We rely on our storage devices for access to our most important documents. In this video, you’ll learn how RAID can be used to maintain the uptime and availability of our data when a drive fails.
It’s not uncommon to use hard drives to store large amounts of information. Terabytes upon terabytes of your data can be stored on the single spinning drive. And of course, because there are moving parts inside of these drives, they will eventually fail. Fortunately, there are things you can do so that when a drive fails, your data will always remain available. And in this video, we’ll look at how RAID arrays can be configured to provide this type of data redundancy.
As we go through this video, it may seem that RAID would be a very good way to backup your data. But the data in a RAID array is not a copy of your data. It is the data that you are actively retrieving or storing. And because of that, you have to keep in mind that RAID is not a method of backup. It’s simply a way to maintain uptime and availability if one of those drives happens to fail.
The term RAID is an acronym for Redundant Array of independent Disks. Earlier versions of this acronym used the word Inexpensive Disks instead of Independent, but it’s effectively the same idea. We can use multiple storage drives in a system that work together to maintain this uptime and availability. There are different types of RAID. We refer to these different types as different RAID levels. And although the name is Redundant Array of Independent Disks, there are some RAID levels that do not provide redundancy. So you have to be very careful when you’re initially setting up your RAID array that you’re choosing the right RAID level.
Let’s step through each one of these RAID levels to see how they might be used. And we’ll start with RAID 0 or striping. We refer to this as striping because we have at least two drives in a RAID 0 array. And instead of writing everything to one drive or everything to the other drive, we take all of our data and we split it evenly between these two drives.
So let’s take the example of a file that exists on eight different blocks. And we have a disk 0 and a disk one. That single file will be split evenly between these two disks. So block one is on disk 0. Block 2 is on disk 1. Block 3 is back to disk 0. Block 4 is on disk 1. So you can see that distributing this across multiple drives provides a performance increase because we only have to write or read half of the data if we have two separate drives.
But one of the problems with this is that if we lose one of these drives, none of this data will now be available because you’ve effectively lost half of the data that you’ve stored. You should always think that RAID 0 is the same as having 0 redundancy.

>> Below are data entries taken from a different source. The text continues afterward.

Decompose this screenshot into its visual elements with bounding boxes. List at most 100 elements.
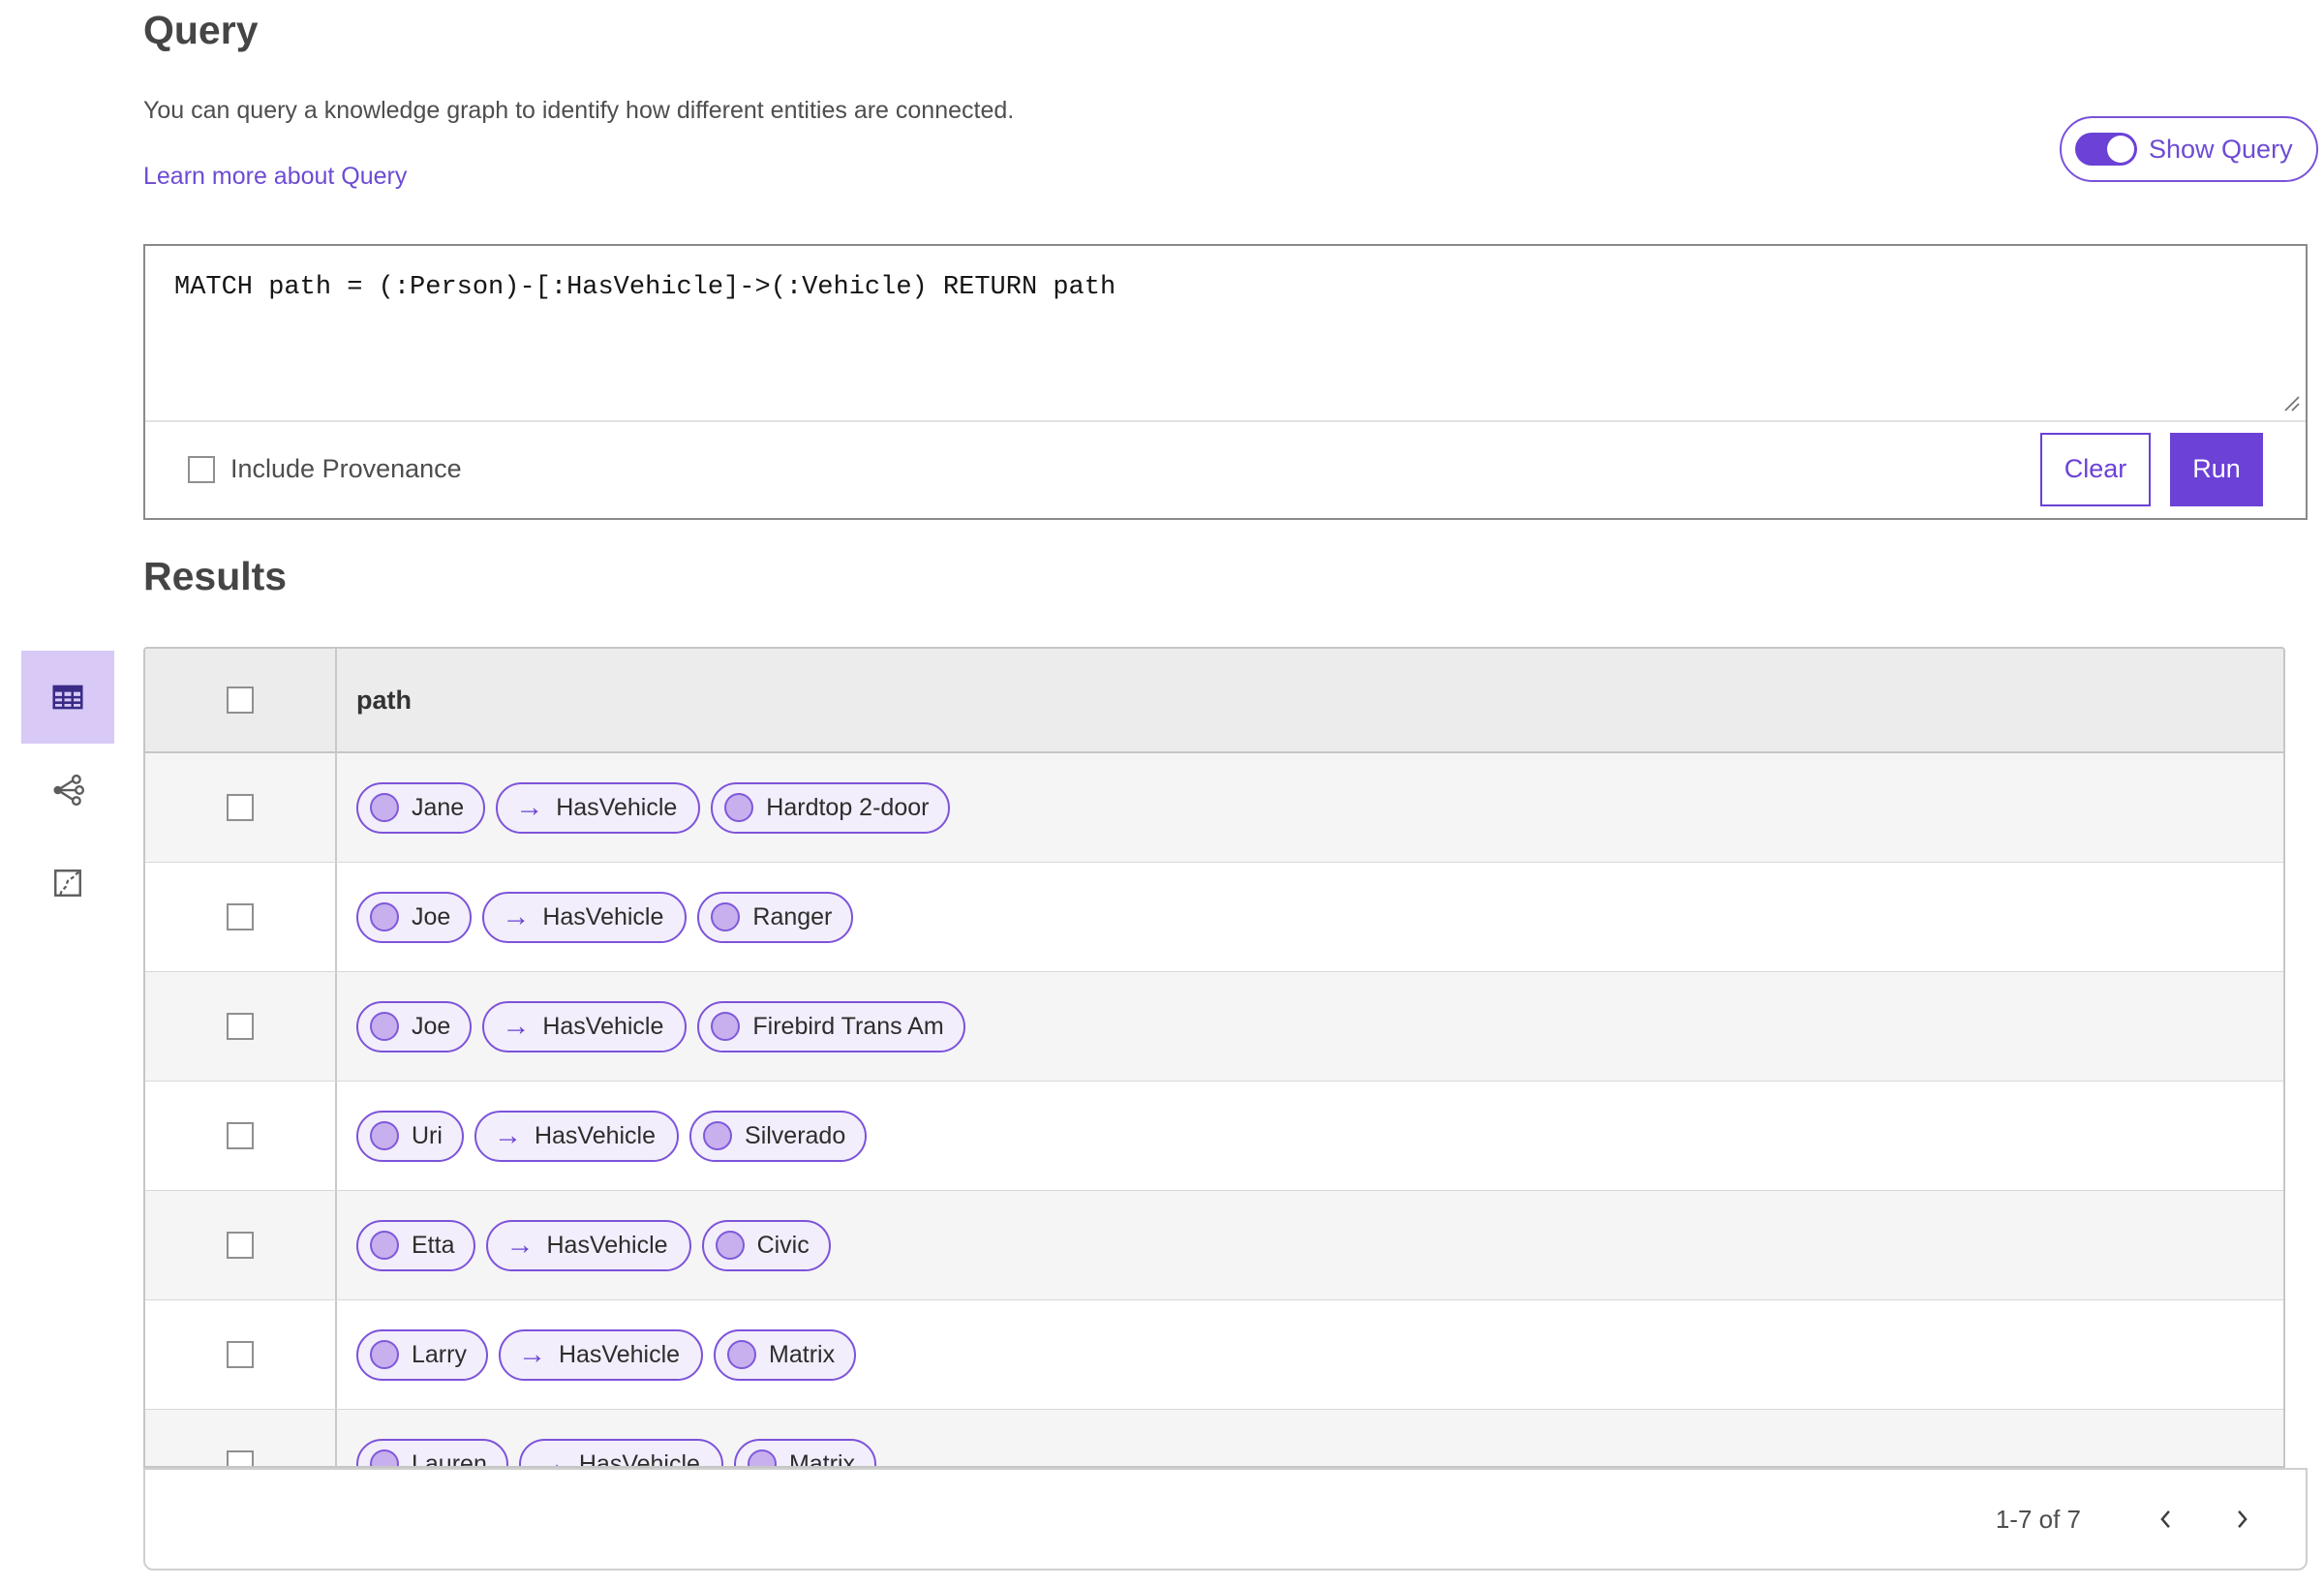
- path-target-pill[interactable]: Silverado: [689, 1110, 868, 1162]
- include-provenance-option[interactable]: Include Provenance: [188, 454, 462, 484]
- entity-node-icon: [370, 1012, 399, 1041]
- edge-arrow-icon: →: [502, 900, 531, 932]
- path-target-label: Matrix: [788, 1449, 855, 1468]
- map-icon: [54, 869, 81, 897]
- entity-node-icon: [711, 902, 741, 931]
- sidebar-item-table-view[interactable]: [21, 651, 114, 744]
- table-row: Etta → HasVehicle Civic: [145, 1191, 2283, 1300]
- path-cell: Etta → HasVehicle Civic: [337, 1191, 2283, 1299]
- path-target-pill[interactable]: Ranger: [697, 891, 854, 943]
- table-row: Larry → HasVehicle Matrix: [145, 1300, 2283, 1410]
- path-target-label: Hardtop 2-door: [766, 793, 930, 821]
- include-provenance-checkbox[interactable]: [188, 455, 215, 483]
- pagination-bar: 1-7 of 7: [143, 1468, 2308, 1571]
- path-source-label: Joe: [412, 902, 451, 930]
- row-select-cell: [145, 863, 337, 971]
- row-checkbox[interactable]: [227, 1341, 254, 1368]
- resize-grip-icon[interactable]: [2283, 395, 2301, 412]
- entity-node-icon: [370, 1449, 399, 1466]
- column-header-label: path: [356, 685, 412, 715]
- select-all-checkbox[interactable]: [227, 686, 254, 714]
- path-source-pill[interactable]: Lauren: [356, 1438, 508, 1468]
- table-body: Jane → HasVehicle Hardtop 2-door Joe → H…: [145, 753, 2283, 1468]
- row-checkbox[interactable]: [227, 1450, 254, 1466]
- sidebar-item-link-chart-view[interactable]: [21, 744, 114, 837]
- path-edge-pill[interactable]: → HasVehicle: [496, 781, 701, 834]
- path-source-pill[interactable]: Larry: [356, 1328, 488, 1381]
- edge-arrow-icon: →: [505, 1229, 535, 1261]
- path-edge-label: HasVehicle: [534, 1121, 657, 1149]
- table-icon: [52, 685, 83, 710]
- chevron-right-icon: [2238, 1510, 2248, 1528]
- path-target-pill[interactable]: Matrix: [733, 1438, 876, 1468]
- next-page-button[interactable]: [2220, 1498, 2263, 1540]
- run-button[interactable]: Run: [2170, 432, 2263, 506]
- path-edge-pill[interactable]: → HasVehicle: [482, 1000, 688, 1052]
- path-edge-pill[interactable]: → HasVehicle: [498, 1328, 704, 1381]
- path-source-pill[interactable]: Joe: [356, 1000, 473, 1052]
- page-description: You can query a knowledge graph to ident…: [143, 97, 1015, 124]
- row-select-cell: [145, 1191, 337, 1299]
- path-cell: Larry → HasVehicle Matrix: [337, 1300, 2283, 1409]
- path-source-pill[interactable]: Jane: [356, 781, 486, 834]
- table-row: Joe → HasVehicle Firebird Trans Am: [145, 972, 2283, 1082]
- path-cell: Joe → HasVehicle Ranger: [337, 863, 2283, 971]
- path-source-label: Joe: [412, 1012, 451, 1040]
- show-query-label: Show Query: [2149, 134, 2293, 164]
- path-edge-pill[interactable]: → HasVehicle: [482, 891, 688, 943]
- row-checkbox[interactable]: [227, 1013, 254, 1040]
- path-source-pill[interactable]: Etta: [356, 1219, 476, 1271]
- include-provenance-label: Include Provenance: [230, 454, 462, 483]
- path-cell: Uri → HasVehicle Silverado: [337, 1082, 2283, 1190]
- path-source-label: Lauren: [412, 1449, 487, 1468]
- path-target-label: Firebird Trans Am: [752, 1012, 944, 1040]
- path-edge-label: HasVehicle: [556, 793, 678, 821]
- path-edge-label: HasVehicle: [542, 902, 664, 930]
- path-target-pill[interactable]: Civic: [701, 1219, 831, 1271]
- show-query-toggle[interactable]: Show Query: [2060, 116, 2318, 182]
- path-target-pill[interactable]: Matrix: [714, 1328, 857, 1381]
- row-checkbox[interactable]: [227, 1122, 254, 1149]
- entity-node-icon: [727, 1340, 757, 1369]
- results-table: path Jane → HasVehicle Hardtop 2-door Jo…: [143, 647, 2285, 1468]
- query-editor[interactable]: MATCH path = (:Person)-[:HasVehicle]->(:…: [145, 246, 2306, 420]
- path-target-pill[interactable]: Hardtop 2-door: [711, 781, 951, 834]
- path-edge-pill[interactable]: → HasVehicle: [474, 1110, 680, 1162]
- edge-arrow-icon: →: [502, 1010, 531, 1042]
- entity-node-icon: [370, 1231, 399, 1260]
- row-select-cell: [145, 1082, 337, 1190]
- row-checkbox[interactable]: [227, 903, 254, 930]
- path-source-pill[interactable]: Uri: [356, 1110, 464, 1162]
- toggle-knob: [2107, 136, 2134, 163]
- path-edge-label: HasVehicle: [558, 1340, 681, 1368]
- path-target-label: Ranger: [752, 902, 833, 930]
- table-row: Joe → HasVehicle Ranger: [145, 863, 2283, 972]
- page-title: Query: [143, 8, 259, 52]
- path-edge-pill[interactable]: → HasVehicle: [486, 1219, 691, 1271]
- path-cell: Jane → HasVehicle Hardtop 2-door: [337, 753, 2283, 862]
- clear-button[interactable]: Clear: [2040, 432, 2151, 506]
- row-checkbox[interactable]: [227, 794, 254, 821]
- row-select-cell: [145, 1300, 337, 1409]
- row-checkbox[interactable]: [227, 1232, 254, 1259]
- entity-node-icon: [747, 1449, 777, 1466]
- path-edge-pill[interactable]: → HasVehicle: [518, 1438, 723, 1466]
- toggle-switch-icon[interactable]: [2075, 133, 2137, 166]
- query-editor-area: MATCH path = (:Person)-[:HasVehicle]->(:…: [145, 246, 2306, 422]
- learn-more-link[interactable]: Learn more about Query: [143, 163, 407, 191]
- query-panel-footer: Include Provenance Clear Run: [145, 422, 2306, 516]
- path-source-label: Uri: [412, 1121, 443, 1149]
- previous-page-button[interactable]: [2145, 1498, 2187, 1540]
- sidebar-item-map-view[interactable]: [21, 837, 114, 930]
- query-panel: MATCH path = (:Person)-[:HasVehicle]->(:…: [143, 244, 2308, 520]
- table-header-row: path: [145, 649, 2283, 753]
- path-target-label: Matrix: [769, 1340, 836, 1368]
- path-source-label: Jane: [412, 793, 465, 821]
- view-switcher: [21, 651, 114, 930]
- link-chart-icon: [53, 774, 85, 807]
- path-target-pill[interactable]: Firebird Trans Am: [697, 1000, 965, 1052]
- path-source-pill[interactable]: Joe: [356, 891, 473, 943]
- row-select-cell: [145, 972, 337, 1081]
- path-cell: Joe → HasVehicle Firebird Trans Am: [337, 972, 2283, 1081]
- entity-node-icon: [715, 1231, 745, 1260]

RAID 1 looks very similar to RAID 0 in its structure. You can see there is a disk 0 and a disk 1. But with RAID 1, we are duplicating data between both of these drives. So each drive effectively is a mirror image of the other. That’s why we refer to RAID 1 as mirroring. You can obviously see in this scenario that we are using twice as much drive space than we would use with RAID 0.
Because we are duplicating every single drive, we will effectively need twice as much storage to be able to store this same amount of information. But on the plus side, if we lose either of these physical disks, our data remains available because we have an exact duplicate of the data on the other disk. It’s not uncommon when working with a RAID array that you would lose a drive and not even realize it until you receive an alert or message that the drive is failed.
Instead of duplicating every bit of data that you’re storing on these drives, there is a more efficient method. That method is RAID 5, which we call striping with parity. This is the same as RAID 0, where we take all of the information that we’re storing and we put pieces of that data across different drives. But unlike RAID 0, which of course, has 0 redundancy we have an additional drive where we store some parity information. That parity information allows us to rebuild this data if we happen to lose any of these physical drives.
This is a much more efficient use of drive space because you have all of the data being spread across drives and then on one additional drive some parity information. So if you’re storing this on four separate drives, three of those drives can be used for data and one of those drives can be used for parity. As you can see from our example, we also distribute the parity to different drives, which helps during the recovery process. And that recovery process is important when a single drive fails in that RAID 5 array.
It may seem that losing a single drive will also cause some of our data to be lost. And although that’s true, we’re able to rebuild this data in real time by taking advantage of the parity information that we stored separately. Having to recalculate this data in real time based on the parity that’s left over could cause a performance hit because there are CPU cycles required to do that. But with the proper processing on the RAID controller or the proper CPU inside of your system, you may not even see that a performance issue is occurring.
And the last RAID type we’ll look at is RAID 10. Some people refer to this as RAID 1 plus 0 or a stripe of mirrors. Let’s go back to that original RAID 0 configuration. And in this example, we have RAID 0 with three separate physical drives. And you can see that we are evenly distributing our files across all three of those individual drives. As with RAID 0, if we lose any one of these physical drives, then all of our data is inaccessible.
So with RAID 1 plus 0, we add on the RAID 1 part or the mirroring aspect and we start mirroring all of our RAID 0 arrays. So now we’re still storing three separate stripes of data, but instead of only having one copy of that stripe, we are mirroring each of those stripes of data. That way if we lose any one of these drives, we’re still up and running because we have an exact duplicate of that stripe. And in our example, we could even lose three separate drives and still have access to all of our data as long as the three drives that we’re losing are part of the single pairs in each individual RAID 1 mirror.